5.1 In the case where the Goods have been manufactured by the Seller, the Seller warrants that the Goods will be free from defect due to faulty workmanship or materials for a period of 6 (six) months from the date of delivery of the Goods provided that:
5.1.1 The defect has not arisen from ill-treatment or neglect of the Goods;
5.1.2 Any spare parts or accessories used have been approved by the Seller or are permissible according to the instructions of the Goods;
5.1.3 The Goods have been serviced where necessary by the Seller or any approved agent of the Seller; and
5.1.4 The Goods have been used for the purpose intended and in accordance with the instructions relating thereto.

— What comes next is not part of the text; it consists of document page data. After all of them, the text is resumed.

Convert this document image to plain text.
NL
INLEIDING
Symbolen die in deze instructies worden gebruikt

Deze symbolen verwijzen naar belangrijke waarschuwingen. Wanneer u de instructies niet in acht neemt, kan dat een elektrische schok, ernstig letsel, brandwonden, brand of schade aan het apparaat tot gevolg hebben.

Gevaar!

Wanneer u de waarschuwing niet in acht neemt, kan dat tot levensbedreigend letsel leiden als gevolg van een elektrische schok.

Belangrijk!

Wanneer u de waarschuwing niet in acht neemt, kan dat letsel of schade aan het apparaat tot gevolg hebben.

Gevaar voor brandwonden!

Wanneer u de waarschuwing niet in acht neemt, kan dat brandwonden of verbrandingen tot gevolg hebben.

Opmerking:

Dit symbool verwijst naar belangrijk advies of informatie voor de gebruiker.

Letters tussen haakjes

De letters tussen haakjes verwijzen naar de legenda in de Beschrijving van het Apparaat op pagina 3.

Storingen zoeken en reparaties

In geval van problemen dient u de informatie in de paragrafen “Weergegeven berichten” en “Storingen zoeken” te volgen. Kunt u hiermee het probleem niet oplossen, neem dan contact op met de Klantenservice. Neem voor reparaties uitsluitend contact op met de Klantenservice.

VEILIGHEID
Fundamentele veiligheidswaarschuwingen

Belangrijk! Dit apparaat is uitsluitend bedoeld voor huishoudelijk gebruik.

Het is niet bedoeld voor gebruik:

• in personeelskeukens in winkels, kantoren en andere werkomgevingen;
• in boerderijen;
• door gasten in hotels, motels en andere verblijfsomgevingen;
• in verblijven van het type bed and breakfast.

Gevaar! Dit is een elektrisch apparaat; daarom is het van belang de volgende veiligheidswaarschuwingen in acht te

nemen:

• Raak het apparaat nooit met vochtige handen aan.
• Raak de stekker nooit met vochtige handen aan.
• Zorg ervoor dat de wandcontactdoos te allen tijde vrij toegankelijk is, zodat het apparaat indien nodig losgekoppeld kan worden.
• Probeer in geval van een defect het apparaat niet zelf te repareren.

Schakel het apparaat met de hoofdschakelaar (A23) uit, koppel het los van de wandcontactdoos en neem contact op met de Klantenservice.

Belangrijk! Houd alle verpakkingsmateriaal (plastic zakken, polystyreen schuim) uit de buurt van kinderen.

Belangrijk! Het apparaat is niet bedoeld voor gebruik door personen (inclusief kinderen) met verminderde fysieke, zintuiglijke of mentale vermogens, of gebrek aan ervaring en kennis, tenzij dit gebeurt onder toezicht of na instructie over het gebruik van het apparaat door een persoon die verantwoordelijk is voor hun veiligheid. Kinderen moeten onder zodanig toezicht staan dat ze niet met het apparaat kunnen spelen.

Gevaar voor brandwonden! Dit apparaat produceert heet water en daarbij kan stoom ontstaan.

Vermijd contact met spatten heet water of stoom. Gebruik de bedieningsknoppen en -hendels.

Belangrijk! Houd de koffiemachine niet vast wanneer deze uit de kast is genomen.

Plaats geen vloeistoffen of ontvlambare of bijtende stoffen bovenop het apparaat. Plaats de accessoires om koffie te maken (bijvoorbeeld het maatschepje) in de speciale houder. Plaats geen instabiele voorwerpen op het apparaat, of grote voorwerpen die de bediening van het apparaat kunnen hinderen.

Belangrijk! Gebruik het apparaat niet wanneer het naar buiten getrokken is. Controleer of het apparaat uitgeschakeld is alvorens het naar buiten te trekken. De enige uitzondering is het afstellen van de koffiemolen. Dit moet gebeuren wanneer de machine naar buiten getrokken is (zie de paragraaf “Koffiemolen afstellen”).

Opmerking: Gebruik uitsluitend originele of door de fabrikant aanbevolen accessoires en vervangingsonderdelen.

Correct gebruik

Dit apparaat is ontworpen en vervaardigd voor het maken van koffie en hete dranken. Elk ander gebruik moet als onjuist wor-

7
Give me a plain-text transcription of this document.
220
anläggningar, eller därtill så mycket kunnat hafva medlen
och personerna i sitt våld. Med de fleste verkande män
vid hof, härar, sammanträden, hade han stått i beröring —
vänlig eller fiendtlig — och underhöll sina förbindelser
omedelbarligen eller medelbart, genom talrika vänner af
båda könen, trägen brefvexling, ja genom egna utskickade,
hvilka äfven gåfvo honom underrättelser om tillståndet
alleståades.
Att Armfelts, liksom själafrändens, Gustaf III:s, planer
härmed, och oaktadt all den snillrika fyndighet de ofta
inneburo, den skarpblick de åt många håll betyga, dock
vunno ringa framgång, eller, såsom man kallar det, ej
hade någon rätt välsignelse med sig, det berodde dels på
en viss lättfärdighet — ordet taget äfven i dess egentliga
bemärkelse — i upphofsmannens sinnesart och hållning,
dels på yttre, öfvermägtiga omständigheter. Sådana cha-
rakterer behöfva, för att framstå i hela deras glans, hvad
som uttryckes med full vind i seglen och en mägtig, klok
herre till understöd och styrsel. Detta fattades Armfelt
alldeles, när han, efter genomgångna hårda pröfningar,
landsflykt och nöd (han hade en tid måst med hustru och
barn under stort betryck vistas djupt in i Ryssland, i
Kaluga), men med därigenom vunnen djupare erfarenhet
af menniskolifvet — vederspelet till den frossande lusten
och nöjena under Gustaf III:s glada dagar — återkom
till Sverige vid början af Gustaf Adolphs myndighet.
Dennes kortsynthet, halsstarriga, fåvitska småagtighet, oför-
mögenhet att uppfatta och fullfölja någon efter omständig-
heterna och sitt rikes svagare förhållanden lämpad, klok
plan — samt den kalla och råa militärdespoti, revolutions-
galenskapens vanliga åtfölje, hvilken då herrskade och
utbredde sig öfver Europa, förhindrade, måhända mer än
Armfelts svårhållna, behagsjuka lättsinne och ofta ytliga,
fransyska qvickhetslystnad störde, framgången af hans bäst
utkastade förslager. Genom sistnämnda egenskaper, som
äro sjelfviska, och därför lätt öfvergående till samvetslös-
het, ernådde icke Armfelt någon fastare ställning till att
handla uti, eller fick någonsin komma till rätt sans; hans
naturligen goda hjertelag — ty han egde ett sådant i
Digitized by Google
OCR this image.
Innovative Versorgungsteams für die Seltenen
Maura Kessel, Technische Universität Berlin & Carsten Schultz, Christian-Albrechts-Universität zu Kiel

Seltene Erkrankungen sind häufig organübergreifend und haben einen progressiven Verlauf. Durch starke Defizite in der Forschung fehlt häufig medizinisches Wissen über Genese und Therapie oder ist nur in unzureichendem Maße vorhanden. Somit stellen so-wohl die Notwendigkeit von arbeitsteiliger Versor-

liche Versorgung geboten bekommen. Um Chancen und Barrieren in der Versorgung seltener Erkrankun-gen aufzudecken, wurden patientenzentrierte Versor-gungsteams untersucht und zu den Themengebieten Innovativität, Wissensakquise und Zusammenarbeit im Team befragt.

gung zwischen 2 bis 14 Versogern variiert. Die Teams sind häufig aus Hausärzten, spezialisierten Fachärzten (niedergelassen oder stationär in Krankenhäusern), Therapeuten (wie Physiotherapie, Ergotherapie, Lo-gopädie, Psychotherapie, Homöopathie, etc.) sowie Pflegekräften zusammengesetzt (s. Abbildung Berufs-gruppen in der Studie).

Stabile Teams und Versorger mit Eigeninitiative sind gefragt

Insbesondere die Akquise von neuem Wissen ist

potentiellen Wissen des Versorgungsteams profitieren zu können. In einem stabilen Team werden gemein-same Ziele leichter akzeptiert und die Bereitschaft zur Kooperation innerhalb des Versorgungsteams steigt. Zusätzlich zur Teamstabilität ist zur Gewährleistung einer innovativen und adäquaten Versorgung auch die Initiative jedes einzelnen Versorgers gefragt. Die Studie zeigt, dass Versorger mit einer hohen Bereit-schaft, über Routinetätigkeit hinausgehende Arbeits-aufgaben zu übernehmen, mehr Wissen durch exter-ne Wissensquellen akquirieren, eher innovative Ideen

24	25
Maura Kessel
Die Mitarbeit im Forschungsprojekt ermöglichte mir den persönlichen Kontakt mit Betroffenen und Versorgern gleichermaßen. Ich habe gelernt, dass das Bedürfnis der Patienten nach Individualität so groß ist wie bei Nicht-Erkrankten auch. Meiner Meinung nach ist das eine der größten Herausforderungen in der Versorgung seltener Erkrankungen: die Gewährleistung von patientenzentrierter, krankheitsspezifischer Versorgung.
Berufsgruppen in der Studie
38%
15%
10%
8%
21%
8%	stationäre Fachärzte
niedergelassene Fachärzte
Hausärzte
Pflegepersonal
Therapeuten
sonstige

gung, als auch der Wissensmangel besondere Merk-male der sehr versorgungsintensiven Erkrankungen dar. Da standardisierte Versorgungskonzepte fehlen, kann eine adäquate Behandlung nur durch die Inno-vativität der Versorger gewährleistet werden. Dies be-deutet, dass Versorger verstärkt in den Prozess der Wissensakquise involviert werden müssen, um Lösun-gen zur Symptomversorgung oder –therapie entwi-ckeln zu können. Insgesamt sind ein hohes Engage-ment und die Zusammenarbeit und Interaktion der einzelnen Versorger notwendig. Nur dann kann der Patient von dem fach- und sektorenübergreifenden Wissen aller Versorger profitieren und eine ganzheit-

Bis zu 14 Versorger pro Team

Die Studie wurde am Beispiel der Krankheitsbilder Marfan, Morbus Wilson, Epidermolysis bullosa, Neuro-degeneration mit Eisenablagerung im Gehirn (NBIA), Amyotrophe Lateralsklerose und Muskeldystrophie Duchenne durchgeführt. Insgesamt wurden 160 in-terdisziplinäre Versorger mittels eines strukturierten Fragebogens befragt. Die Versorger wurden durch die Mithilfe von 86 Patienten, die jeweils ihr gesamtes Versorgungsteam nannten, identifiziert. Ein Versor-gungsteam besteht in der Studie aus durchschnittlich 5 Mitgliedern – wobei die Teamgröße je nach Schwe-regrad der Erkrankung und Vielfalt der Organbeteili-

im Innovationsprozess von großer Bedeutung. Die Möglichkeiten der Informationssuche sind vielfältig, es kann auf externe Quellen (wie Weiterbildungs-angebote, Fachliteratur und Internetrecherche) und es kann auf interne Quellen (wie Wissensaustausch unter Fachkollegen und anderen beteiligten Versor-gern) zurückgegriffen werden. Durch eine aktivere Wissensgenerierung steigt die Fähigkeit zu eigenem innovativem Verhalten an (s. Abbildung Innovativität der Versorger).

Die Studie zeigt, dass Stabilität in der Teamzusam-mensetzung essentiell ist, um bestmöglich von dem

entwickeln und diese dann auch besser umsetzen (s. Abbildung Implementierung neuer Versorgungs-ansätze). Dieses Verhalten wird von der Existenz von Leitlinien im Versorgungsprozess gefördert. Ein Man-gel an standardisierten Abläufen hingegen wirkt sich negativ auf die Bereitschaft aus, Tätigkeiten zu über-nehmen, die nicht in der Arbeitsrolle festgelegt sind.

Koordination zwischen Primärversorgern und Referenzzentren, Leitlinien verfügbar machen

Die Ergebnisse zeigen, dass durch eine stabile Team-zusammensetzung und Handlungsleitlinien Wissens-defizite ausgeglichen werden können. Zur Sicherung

5.2 Where the Goods have not been manufactured by the Seller, the warranty of the manufacturer of the Goods is accepted by the Purchaser as the sole warranty given to the Purchaser.
5.3 Our goods come with guarantees that cannot be excluded under the Australian Consumer Law. You are entitled to a replacement or refund for a major failure and for compensation for any other reasonably foreseeable loss or damage. You are also entitled to have the goods repaired or replaced if the goods fail to be of acceptable quality and the failure does not amount to a major failure.
6.0 LIMITATION OF LIABILITY
6.1 In all cases (except where such limitation is prohibited by law), the Seller’s liability to the Purchaser regarding the sale of the Goods and the supply of any services in connection therewith shall be limited to, at the Seller’s discretion but in the case at the Seller’s own cost:
6.1.1 The replacement of the goods with equivalent goods; or
6.1.2 Repair of the Goods; or
6.1.3 Payment of the cost to the purchaser of either 6.1.1 or 6.1.2.
Except as provided for in any law, the Seller shall under no circumstances be liable for any consequential loss to any party arising from the sale of the Goods and the supply of any services in connection therewith.
7.0 VARIATION IN WRITING
7.1 No variation of any of the terms contained herein shall be of any force of effect unless in writing and signed by both Parties.